Consider the fractional iterations of the expontential function denoted
$$ \exp^{[t]}(x) $$
$$ \exp^{[0]}(x) = x $$
$$ \exp^{[t]}(x) = \exp(\exp^{[t-1]}(x) $$
$$ \exp^{[l + m]} = \exp^{[l]}(\exp^{[m]}(x))$$
Where $t,l,m,x$ are real and $t > 0$.
My friend Tommy proposed once a condition for an infinitely differentiable solution.
$t,x$ are real and $t > 0$:
$$ \frac{d^n}{d^n x} \exp^{[t]}(x) > 0 $$
It seems impossible to satisfy for analytic solutions because for $ 0 < t < 1$ we have singularities in the complex plane that force the radius being finite and the signs of the derivatives of the taylor series alternating ( because the singularities have taylor series with alternating signs and near the singularities we must have it too).
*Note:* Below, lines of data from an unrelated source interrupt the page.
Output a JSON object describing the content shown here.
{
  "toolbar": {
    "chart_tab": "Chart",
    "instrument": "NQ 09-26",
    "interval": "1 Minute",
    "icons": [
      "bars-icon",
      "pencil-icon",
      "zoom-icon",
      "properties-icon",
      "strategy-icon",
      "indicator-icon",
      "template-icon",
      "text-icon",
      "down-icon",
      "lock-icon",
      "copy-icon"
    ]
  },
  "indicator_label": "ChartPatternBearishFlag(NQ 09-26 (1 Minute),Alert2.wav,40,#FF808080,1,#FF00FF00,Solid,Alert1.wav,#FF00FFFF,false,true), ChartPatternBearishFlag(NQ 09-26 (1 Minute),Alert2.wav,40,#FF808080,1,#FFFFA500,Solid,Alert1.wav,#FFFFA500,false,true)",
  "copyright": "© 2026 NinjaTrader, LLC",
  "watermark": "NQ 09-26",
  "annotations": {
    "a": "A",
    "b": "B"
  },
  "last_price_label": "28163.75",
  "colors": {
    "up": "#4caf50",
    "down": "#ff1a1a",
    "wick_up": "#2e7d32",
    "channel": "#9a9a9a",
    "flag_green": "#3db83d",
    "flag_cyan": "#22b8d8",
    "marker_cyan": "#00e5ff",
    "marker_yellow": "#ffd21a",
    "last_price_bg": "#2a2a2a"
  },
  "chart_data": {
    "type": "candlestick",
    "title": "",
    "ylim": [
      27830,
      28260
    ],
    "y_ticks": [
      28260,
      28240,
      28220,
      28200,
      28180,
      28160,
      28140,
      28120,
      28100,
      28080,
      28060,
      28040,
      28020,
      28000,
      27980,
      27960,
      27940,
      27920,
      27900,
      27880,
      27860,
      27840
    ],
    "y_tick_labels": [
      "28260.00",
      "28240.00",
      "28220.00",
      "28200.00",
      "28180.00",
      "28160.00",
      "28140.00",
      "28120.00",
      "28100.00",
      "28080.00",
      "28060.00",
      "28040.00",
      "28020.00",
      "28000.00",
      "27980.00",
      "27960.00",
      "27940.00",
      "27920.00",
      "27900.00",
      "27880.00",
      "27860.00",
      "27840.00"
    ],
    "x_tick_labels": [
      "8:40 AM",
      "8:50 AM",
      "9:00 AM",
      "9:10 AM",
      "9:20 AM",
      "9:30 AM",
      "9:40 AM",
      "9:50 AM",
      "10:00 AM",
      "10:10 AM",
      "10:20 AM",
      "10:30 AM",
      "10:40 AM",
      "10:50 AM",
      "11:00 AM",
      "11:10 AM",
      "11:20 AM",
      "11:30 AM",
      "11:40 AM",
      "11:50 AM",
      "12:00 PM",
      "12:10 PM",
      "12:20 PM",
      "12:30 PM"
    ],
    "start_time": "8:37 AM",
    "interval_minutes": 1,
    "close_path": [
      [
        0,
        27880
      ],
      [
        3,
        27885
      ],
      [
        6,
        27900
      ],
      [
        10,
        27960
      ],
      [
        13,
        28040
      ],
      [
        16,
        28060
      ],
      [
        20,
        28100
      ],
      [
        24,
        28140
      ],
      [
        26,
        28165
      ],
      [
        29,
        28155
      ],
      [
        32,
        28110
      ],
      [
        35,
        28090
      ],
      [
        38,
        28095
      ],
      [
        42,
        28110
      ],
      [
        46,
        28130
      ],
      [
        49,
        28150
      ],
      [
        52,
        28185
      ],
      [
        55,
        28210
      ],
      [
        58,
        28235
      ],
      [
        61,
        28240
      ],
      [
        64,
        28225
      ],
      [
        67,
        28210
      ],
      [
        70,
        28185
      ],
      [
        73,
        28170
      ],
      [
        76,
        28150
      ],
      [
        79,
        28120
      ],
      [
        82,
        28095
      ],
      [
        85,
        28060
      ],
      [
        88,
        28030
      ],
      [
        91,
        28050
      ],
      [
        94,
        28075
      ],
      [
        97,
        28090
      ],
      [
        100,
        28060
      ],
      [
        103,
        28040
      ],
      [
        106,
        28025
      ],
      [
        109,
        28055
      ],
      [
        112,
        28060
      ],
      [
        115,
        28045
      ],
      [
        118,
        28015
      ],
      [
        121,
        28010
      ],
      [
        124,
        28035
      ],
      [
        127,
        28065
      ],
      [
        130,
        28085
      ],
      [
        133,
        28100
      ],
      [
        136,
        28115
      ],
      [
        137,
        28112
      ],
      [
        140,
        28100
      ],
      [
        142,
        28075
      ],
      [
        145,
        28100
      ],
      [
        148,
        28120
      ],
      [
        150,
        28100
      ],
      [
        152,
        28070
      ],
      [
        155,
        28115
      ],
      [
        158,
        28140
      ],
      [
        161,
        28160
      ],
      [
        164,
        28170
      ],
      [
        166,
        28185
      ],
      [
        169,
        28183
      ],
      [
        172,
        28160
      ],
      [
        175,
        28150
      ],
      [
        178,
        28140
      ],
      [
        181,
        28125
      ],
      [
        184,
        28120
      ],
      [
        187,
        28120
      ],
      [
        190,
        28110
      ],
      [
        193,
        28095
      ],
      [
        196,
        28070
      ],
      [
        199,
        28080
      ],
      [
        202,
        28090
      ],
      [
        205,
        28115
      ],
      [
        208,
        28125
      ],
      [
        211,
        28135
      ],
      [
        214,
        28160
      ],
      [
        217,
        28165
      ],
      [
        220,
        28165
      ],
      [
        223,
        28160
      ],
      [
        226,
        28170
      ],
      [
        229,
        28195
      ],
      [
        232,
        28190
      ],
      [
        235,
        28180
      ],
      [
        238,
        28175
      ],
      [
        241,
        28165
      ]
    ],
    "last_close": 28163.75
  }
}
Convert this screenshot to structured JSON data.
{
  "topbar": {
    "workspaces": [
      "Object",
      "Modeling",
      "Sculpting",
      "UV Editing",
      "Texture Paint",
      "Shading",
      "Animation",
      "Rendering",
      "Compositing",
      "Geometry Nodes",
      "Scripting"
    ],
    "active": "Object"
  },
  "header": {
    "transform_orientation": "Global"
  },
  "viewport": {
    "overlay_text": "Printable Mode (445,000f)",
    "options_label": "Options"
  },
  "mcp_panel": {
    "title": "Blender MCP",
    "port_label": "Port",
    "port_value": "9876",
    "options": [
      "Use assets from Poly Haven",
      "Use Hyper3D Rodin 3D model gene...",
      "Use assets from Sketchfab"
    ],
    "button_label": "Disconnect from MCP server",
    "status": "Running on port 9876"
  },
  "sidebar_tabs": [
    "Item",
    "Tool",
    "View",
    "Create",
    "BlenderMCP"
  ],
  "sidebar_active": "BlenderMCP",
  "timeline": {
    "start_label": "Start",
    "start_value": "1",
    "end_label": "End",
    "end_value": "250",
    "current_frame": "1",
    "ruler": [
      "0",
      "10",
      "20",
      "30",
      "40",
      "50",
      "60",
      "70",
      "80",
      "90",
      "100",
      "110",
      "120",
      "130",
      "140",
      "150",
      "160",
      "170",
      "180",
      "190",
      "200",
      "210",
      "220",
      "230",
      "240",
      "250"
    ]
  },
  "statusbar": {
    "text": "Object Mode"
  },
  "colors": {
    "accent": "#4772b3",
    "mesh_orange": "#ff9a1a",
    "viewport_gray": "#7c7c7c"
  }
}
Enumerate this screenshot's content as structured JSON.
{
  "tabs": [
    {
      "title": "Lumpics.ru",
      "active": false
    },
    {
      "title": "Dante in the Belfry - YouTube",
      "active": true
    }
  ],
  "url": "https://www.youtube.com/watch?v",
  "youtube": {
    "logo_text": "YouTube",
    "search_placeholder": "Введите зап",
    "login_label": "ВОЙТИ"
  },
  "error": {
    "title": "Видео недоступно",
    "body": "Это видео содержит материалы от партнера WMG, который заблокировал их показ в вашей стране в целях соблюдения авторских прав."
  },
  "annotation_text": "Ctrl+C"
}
For instance if you are close to a log singularity your taylor series must eventually copy the sign changes of the logarithm.
However if the bundle of functions $exp^{[t]}$ are nowhere analytic on the real line but infinitely differentiable, this might be true ??
CONJECTURE 1 (existance conjecture)
There exist a bundle of infinitely differentiable functions solution satisfying
$$ \frac{d^n}{d^n x} \exp^{[t]}(x) > 0 $$
CONJECTURE 2 (uniqueness conjecture)
The solution to conjecture 1 is unique (if it exists!) ; there is only one (non-analytic) solution for tetration satisfying the condition
$$ \frac{d^n}{d^n x} \exp^{[t]}(x) > 0 $$
Can we prove conjecture 1 or 2 ?
Is this a very general thing or exclusive for iterations of exponential functions ? I mean, do many entire functions $g(x)$ with all derivatives positive ( at any $x$) , no real fixpoint ( and thus above $id(x)$ btw ) (like exp) satisfy
$$ \frac{d^n}{d^n x} g^{[t]}(x) > 0 $$
??
If conjecture 1 or 2 fail for function $g(x)$ does it work for some real $v$ and function $g(x) + v$ ?? In particular the function $\exp(x) + v$ ?